Development Nirvana: How Maemo Application Development Should Be

In the words of Steve Ballmer, the key to a platform is "developers! developers! developers!" However, Maemo SDKs have a painful install process, supported only on x86 Linux with primitive tooling.
This talk will demonstrate how much better Maemo development can be; from cross-platform, easy-to-use Maemo SDKs to a brief runthrough of what a real, professional development environment is like. The author will also describe his perfect Maemo development environment: and whether it's something we're ever likely to see.
  • Author bio:
Andrew Flegg has been a professional software developer for over 15 years and is currently lead architect and developer for his employer's next generation application. He has been a Maemo user since the 770 launch and has been elected to the Maemo Community Council twice.

Life outdoor event with Maemo

  • Author: Till Harbaum
  • Intended audience: everyone
  • Talk type: lightning talk + outdoor thing
  • Abstract/description
Location based services are en vogue. GPXView and OSM2Go are two examples for this and a live outdoor demo can sure be real fun. While OSM2Go has a more serious background something like guided real life mapping (there are sure things close to the event that need mapping/correction) may be cool. GPXView is a fun thing and e.g. a special summit related geocache could be hidden. This needs some planning but would likely even attract some geocachers from that region. Also this could be used for some fancy promo things. There could be prizes t win (to be found in a cache) or Maemo related travel bugs could be started. Even a Maemo "geocoin" could be made for this event.
  • Author bio
Till Harbaum is a spare time maemo developer and has been working with maemo since he sold his last palm device. His projects include maemo related hardware hacks, games, the aforementioned GPXView and OSM2Go.

Writing plugins for MAFW

  • Author: Iago Toral - itoral at igalia dot com
  • Intended audience: platform and application developers.
  • Talk type: Presentation (Tutorial)
  • Abstract/description
A tutorial on how developers can write source and renderer plugins for the Media Application Framework (MAFW). The audience will learn how to develop new plugins that provide access to new sources of media content or implement different rendering backends and how they can use these plugins from their own media applications. The tutorial will also include an introduction to MAFW for those not familiar with the framework.
  • Author bio
I am a Software Engineer at Igalia and user of the Gnome Desktop and Linux OS for quite many years. Currently I am most interested in Multimedia, specially around MAFW, for which I am one of the main developers, and GStreamer.

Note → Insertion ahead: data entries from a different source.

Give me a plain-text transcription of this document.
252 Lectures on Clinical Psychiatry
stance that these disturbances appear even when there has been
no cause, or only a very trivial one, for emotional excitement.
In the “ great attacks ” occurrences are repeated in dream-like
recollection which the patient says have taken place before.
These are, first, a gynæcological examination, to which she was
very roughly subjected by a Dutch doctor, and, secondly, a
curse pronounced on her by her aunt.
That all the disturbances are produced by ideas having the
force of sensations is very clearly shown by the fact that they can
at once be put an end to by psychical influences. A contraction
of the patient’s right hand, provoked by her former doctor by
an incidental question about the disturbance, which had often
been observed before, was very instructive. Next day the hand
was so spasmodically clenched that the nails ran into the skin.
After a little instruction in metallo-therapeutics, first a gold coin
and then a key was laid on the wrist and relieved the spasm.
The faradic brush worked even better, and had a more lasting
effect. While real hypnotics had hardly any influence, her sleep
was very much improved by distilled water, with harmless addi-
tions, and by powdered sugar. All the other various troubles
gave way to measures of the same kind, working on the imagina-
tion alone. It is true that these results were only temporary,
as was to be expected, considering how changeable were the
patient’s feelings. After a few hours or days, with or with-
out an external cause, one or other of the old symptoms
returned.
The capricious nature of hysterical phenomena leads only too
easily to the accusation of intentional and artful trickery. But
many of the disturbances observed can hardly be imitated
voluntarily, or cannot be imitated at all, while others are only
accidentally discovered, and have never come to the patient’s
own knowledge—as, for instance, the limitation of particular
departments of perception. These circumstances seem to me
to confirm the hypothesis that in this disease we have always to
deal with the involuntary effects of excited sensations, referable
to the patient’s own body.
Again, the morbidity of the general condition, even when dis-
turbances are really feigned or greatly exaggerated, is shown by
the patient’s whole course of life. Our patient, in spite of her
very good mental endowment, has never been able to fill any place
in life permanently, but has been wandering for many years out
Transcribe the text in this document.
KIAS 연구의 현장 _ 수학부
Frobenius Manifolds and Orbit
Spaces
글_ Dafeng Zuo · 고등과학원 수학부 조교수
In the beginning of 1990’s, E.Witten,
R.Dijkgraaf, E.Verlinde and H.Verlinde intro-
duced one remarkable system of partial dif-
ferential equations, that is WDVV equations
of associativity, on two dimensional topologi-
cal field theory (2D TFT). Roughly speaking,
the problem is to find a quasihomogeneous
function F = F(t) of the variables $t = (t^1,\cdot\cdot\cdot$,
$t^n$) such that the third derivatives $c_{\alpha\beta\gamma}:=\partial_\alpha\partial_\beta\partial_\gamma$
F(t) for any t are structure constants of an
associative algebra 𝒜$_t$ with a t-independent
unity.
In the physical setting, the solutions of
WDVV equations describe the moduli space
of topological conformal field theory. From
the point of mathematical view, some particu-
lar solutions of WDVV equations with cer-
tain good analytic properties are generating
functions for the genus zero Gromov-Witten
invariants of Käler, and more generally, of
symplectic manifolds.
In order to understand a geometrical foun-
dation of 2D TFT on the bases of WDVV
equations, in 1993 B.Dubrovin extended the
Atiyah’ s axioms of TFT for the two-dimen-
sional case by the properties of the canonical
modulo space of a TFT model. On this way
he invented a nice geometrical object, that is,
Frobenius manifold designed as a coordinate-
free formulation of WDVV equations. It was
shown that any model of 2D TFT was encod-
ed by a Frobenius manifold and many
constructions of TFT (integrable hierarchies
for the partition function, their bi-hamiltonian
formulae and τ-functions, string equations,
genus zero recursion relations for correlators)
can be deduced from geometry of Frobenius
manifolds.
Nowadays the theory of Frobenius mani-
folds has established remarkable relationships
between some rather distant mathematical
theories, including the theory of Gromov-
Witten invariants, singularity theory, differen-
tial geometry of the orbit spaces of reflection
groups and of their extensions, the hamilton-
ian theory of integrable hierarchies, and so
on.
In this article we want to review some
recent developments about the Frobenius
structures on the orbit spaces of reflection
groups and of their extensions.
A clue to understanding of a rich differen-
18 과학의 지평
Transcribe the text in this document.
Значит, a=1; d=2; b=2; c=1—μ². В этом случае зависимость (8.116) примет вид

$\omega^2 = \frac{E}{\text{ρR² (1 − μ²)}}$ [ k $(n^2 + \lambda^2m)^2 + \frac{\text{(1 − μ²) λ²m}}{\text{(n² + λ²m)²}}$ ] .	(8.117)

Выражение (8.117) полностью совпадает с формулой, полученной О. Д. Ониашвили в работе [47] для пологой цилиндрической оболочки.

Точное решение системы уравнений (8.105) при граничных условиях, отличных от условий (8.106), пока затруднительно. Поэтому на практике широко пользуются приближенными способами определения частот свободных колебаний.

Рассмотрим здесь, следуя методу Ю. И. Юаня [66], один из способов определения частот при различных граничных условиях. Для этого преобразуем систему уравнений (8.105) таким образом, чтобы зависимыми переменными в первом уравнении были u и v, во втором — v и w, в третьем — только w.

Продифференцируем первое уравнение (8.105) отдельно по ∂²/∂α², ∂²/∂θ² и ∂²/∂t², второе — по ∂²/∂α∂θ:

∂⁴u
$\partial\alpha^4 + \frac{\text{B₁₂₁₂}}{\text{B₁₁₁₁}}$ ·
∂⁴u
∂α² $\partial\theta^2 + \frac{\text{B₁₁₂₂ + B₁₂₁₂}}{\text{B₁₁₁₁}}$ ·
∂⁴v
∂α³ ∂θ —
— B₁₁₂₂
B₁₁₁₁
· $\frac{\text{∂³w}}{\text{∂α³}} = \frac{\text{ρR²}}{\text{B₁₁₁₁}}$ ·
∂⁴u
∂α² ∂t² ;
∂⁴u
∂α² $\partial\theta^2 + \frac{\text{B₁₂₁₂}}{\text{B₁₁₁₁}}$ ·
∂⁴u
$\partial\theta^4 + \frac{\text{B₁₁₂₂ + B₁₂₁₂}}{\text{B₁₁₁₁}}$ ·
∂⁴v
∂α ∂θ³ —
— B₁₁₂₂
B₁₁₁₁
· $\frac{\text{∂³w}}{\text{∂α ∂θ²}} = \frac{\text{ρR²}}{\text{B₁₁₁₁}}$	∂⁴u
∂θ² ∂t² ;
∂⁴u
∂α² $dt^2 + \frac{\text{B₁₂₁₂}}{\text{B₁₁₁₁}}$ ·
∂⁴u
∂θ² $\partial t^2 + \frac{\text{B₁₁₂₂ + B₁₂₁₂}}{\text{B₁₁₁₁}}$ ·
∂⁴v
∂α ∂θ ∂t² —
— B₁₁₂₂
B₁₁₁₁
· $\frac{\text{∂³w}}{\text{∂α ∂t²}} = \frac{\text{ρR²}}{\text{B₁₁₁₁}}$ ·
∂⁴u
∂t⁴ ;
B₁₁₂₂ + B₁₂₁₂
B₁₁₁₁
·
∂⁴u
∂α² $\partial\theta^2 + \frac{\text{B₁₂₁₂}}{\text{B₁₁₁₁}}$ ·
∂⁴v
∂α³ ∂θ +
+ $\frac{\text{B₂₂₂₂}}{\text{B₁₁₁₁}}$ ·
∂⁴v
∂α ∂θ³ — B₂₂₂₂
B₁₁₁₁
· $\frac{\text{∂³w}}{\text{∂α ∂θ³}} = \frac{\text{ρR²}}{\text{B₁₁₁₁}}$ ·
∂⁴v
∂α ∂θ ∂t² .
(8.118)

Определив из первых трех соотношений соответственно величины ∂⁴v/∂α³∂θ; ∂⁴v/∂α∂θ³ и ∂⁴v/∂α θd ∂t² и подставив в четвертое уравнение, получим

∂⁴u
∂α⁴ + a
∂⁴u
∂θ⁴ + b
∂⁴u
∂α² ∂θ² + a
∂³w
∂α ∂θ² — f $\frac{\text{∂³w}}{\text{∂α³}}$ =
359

Creating packages for the Maemo platform

   * Jeremiah C. Foster <jeremiah@maemo.org>
   * Intended audience -> application developers and platform developers
   * Talk type -> presentation
   * This talk will go through packaging from beginning to end providing a template to use. While one cannot go into every corner case, we can cover the entire process for the average package. In this case we will describe the process for packaging a python app since those are quite common on the maemo platform.  
   * I am the current "debmaster" at maemo.org and have been working with the debian perl team for several years now. I have been using debian for nearly a decade.